Men, in particular, face stereotypical conditions surrounding emotional vulnerability. However, many executives attended all-men’s retreatFor example, they said they felt connected to others when they shared their feelings and talked about life beyond their successes.

“People aren’t used to seeing courageous leaders open up and I think it’s just a breath of fresh air,” said Craig White, founder of Men don’t wear masksa UK-based retreat previously mentioned Luck. “When I saw it, it enabled everyone in the organization to be able to do the same thing.”

Reconnect with friends out of job

Like everyone, corporate leaders need room to be vulnerable with support from friends. “So much of my life has been about success… I think that will make people love me,” Chesky told Shetty in the podcast.
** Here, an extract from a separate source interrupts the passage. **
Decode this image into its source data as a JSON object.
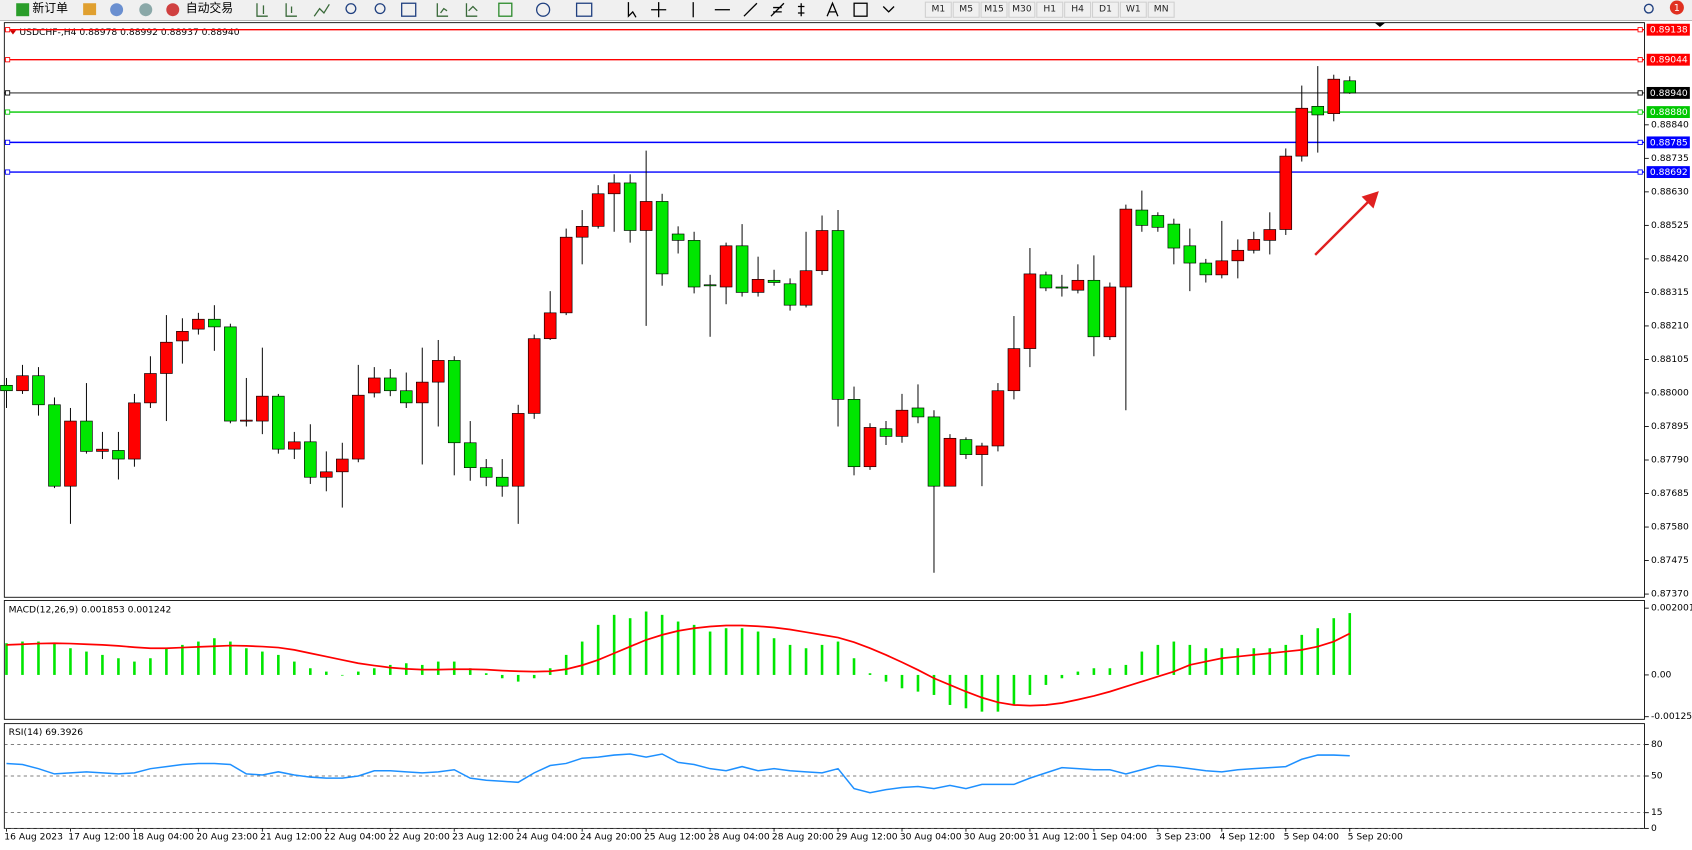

Former President Barack Obama, Chesky’s longtime adviser, helped him realize the driving force behind his discontent outside the office.

“I think you’re a little lonely and maybe you need to renew your friendship,” Chesky recalled Obama telling him in a 2021 conversation. Chesky said the former president was able to maintain 10 to 15 relationships contacts, many of whom he had relationships with before taking office.

“They kept him grounded and rooted, and your roots come from the past and your past is often your relationships,” Chesky said. “It’s hard to lose your mind when you have deep relationships and connections… I realized I wasn’t maintaining relationships.”

Maintaining friendships as we age is not an easy and comfortable walk in the park. ONE AARP survey found that nearly half of people over 50 said it was difficult to keep friends.

Marc Schulz, co-author of the book A good life and associate director of Harvard Adult Development Studies, previously said Luck. “Some people wake up and realize that they really need to rebuild their friendships…a lot of their social relationships may revolve around work or just revolve around other activities that their children enjoy. what they do.”

A CEO’s influence is a privilege, and how they combat loneliness is integral to improving their wellbeing and the health of the organization.